When you test many hypotheses, some will be "significant" by chance:
A trend in aggregated data can reverse when data is segmented:
You can only analyze entities that "survived" to be in your dataset:
Aggregate trends may not apply to individuals:
Be wary of false precision:
Make data-driven prioritization decisions faster
Draft PRDs, status updates, and stakeholder presentations
Example
Create executive summary of Q3 roadmap, monthly progress report, feature launch announcement
Save 3-5 hours/week on communication overhead
Prerequisites
Time Estimate
30-60 minutes to see productivity improvements
Steps
Common Pitfalls
✓ Do
✗ Don't
💡 Pro Tips
✓ Use when
Use for user story writing, competitive research, roadmap prioritization, stakeholder communication, and PRD drafting. Best for reducing repetitive documentation and research work.
✗ Avoid when
Avoid for strategic product vision (requires deep customer empathy), pricing decisions (needs market and financial expertise), or when face-to-face customer discovery is more valuable than speed.
mattpocock/skills
parcadei/continuous-claude-v3
cursor/plugins
ailabs-393/ai-labs-claude-skills
pproenca/dot-skills
mattpocock/skills
Solid pick for teams standardizing on skills: statistical-analysis is focused, and the summary matches what you get after install.

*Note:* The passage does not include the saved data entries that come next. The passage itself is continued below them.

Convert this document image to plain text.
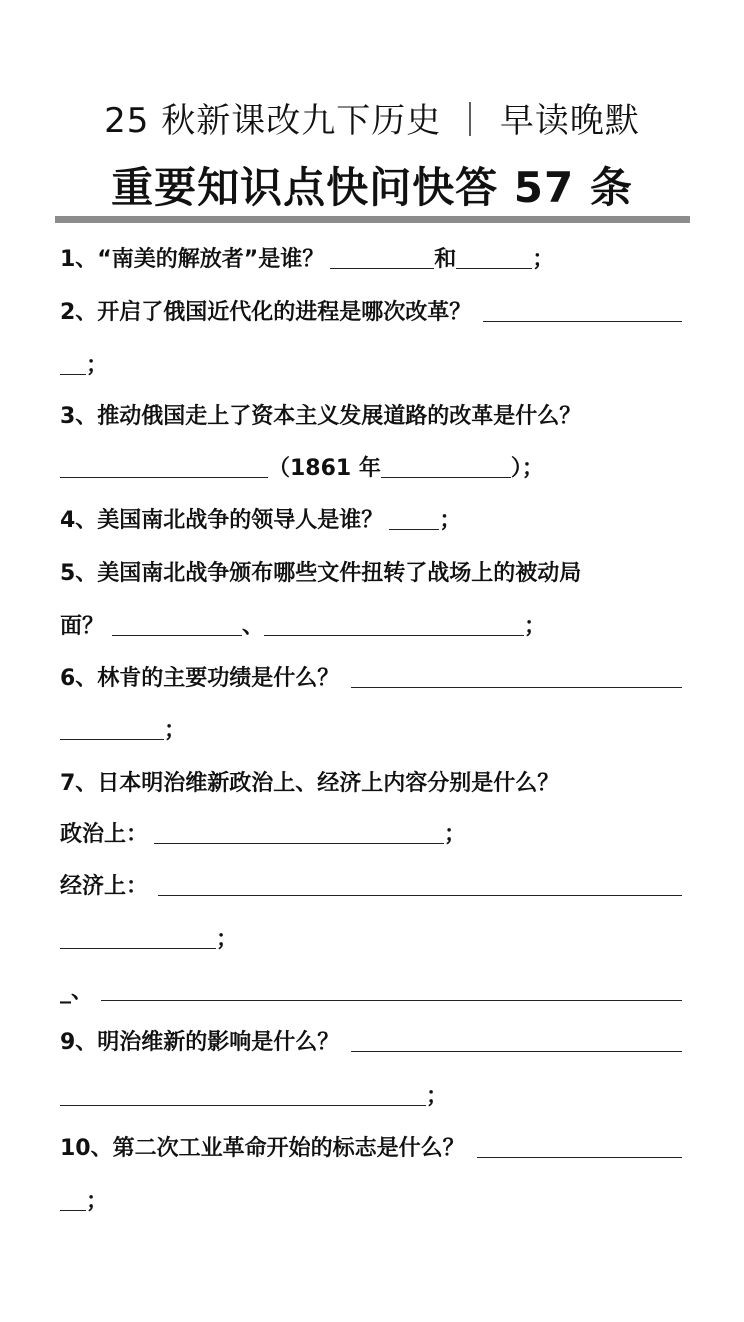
25 秋新课改九下历史 ｜ 早读晚默
重要知识点快问快答 57 条
1、“南美的解放者”是谁？	和	；
2、开启了俄国近代化的进程是哪次改革？
；
3、推动俄国走上了资本主义发展道路的改革是什么？
（1861 年	）；
4、美国南北战争的领导人是谁？	；
5、美国南北战争颁布哪些文件扭转了战场上的被动局
面？	、	；
6、林肯的主要功绩是什么？
；
7、日本明治维新政治上、经济上内容分别是什么？
政治上：	；
经济上：
；
_、
9、明治维新的影响是什么？
；
10、第二次工业革命开始的标志是什么？
；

We added statistical-analysis from the explainx registry; install was straightforward and the SKILL.md answered most questions upfront.
I recommend statistical-analysis for anyone iterating fast on agent tooling; clear intent and a small, reviewable surface area.
statistical-analysis fits our agent workflows well — practical, well scoped, and easy to wire into existing repos.
Useful defaults in statistical-analysis — fewer surprises than typical one-off scripts, and it plays nicely with `npx skills` flows.
Registry listing for statistical-analysis matched our evaluation — installs cleanly and behaves as described in the markdown.
statistical-analysis reduced setup friction for our internal harness; good balance of opinion and flexibility.
Useful defaults in statistical-analysis — fewer surprises than typical one-off scripts, and it plays nicely with `npx skills` flows.
statistical-analysis is among the better-maintained entries we tried; worth keeping pinned for repeat workflows.
statistical-analysis has been reliable in day-to-day use. Documentation quality is above average for community skills.